2. How does the forwarding volume and point approval change over time?
time = pd.to_datetime(tweet_df[tweet_df.favorite_count < 10000].timestamp).dt.date fig, ax = plt.subplots(figsize=(20,10)) plt.plot_date(time,tweet_df[tweet_df.favorite_count < 10000].retweet_count,color='b' , label='retweet_count') plt.plot_date(time,tweet_df[tweet_df.favorite_count < 10000].favorite_count, color='r', label='favorite_count') plt.xlabel('time') plt.ylabel('Number') plt.title('Over time, how does the forwarding volume and point approval change?') plt.legend() ax.xaxis.set_tick_params(rotation=90, labelsize=10) plt.show()

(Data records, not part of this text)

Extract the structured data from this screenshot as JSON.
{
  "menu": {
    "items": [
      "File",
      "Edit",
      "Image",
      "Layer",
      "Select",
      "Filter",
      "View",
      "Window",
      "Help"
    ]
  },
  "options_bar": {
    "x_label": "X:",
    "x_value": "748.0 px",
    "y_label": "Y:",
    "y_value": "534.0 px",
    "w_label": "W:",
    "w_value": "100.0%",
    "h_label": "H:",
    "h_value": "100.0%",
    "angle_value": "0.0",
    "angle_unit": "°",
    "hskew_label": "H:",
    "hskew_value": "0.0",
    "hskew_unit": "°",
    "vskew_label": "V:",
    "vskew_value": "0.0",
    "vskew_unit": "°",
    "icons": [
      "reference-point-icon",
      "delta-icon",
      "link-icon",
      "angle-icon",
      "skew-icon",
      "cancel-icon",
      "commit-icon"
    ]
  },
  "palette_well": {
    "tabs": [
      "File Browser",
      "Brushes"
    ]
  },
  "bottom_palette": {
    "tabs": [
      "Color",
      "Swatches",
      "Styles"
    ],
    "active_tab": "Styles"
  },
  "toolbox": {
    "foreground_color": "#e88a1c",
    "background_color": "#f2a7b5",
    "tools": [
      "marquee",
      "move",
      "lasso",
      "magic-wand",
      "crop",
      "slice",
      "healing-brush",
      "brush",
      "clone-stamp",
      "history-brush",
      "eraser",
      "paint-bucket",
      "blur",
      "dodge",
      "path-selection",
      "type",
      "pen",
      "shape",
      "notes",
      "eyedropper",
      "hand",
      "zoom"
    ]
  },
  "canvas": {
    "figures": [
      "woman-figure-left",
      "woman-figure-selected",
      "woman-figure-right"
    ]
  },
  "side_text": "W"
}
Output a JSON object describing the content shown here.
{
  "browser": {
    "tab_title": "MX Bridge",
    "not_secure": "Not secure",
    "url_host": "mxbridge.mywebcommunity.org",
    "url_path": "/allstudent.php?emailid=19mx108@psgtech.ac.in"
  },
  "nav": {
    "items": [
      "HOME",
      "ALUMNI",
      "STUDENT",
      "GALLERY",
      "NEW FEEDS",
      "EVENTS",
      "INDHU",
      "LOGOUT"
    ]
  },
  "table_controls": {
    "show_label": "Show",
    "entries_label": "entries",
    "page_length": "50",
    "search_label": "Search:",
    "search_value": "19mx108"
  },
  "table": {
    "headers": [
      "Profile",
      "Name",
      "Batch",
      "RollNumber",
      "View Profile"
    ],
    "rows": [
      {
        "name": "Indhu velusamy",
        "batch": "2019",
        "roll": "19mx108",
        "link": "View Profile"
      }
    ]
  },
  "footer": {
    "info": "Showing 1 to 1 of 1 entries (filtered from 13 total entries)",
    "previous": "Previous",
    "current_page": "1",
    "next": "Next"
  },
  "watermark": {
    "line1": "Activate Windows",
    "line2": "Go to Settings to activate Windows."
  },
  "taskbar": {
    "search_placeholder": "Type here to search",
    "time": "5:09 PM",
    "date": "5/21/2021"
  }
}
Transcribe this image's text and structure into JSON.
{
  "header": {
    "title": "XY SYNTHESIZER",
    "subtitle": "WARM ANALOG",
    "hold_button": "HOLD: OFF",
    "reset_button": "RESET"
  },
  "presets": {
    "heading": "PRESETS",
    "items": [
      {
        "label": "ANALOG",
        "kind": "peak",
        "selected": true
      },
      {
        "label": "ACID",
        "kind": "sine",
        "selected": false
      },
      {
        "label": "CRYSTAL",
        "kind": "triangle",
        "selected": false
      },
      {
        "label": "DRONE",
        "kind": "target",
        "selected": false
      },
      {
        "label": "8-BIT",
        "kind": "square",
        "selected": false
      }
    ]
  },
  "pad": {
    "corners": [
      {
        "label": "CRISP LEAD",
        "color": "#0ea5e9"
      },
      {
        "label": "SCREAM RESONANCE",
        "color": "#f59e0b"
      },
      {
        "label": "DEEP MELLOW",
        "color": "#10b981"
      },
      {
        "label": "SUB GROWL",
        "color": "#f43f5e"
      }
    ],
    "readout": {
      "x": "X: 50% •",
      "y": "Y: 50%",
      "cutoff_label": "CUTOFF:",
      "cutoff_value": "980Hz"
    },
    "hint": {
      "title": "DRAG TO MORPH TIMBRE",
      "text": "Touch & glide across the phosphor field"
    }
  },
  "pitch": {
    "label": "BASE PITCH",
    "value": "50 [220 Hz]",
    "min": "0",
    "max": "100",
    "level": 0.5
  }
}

- An obvious trend is that at the beginning, the number of points is similar to the number of forwards, but the number of forwards is more. But by 2016 and 2017, the number of Twitters was getting smaller and smaller (as can be seen from the number of blue and red dots, but the number of dots was getting larger and larger). ) Another noteworthy trend is that the number of point reviews has increased dramatically, but during the whole process, the number of forwards has not exceeded 5,000 at most.
3. How does the model perform?
image_df.describe()
- The p1_conf value of some tweets is 1, which shows that the neural network is very confident in them.
- But the two predictions, p2_conf and p3_conf, seem to be less confident.
Let's look at the graph with p1_conf value of 1.
tweet = image_df[image_df.p1_conf == 1.0] tweet
from IPython.display import IFrame IFrame('https://pbs.twimg.com/media/CUS9PlUWwAANeAD.jpg',width='100%', height=500)
We found that the model decided that the picture was not a dog, but when we opened the website manually, we found that it was a dog looking at the puzzle. The model might not catch the dog, but focused on the puzzle.
4. What is the most popular dog name?
from collections import Counter x = tweet_df['name'] count = Counter(x) count.most_common(11)
5. What types of dogs are there?
types = image_df[image_df.Prediction == 'dog'].p1.value_counts() types plt.bar(types[0:10].index,types[0:10]) plt.xticks(rotation='vertical') plt.xlabel('Dog Types') plt.ylabel('Number') plt.title('What types of dogs are there?') plt.show()
As you can see, the most popular is Golden Hair, followed by Pembroke and Labrador.
Through this project, we understand the importance of data visualization. For many people, it is difficult to find rules from a pile of text data, but we can clearly find the rules and errors through data visualization.
The initial data exploration is very important. It can help us to find problems in the data and help us to further analyze and understand the data.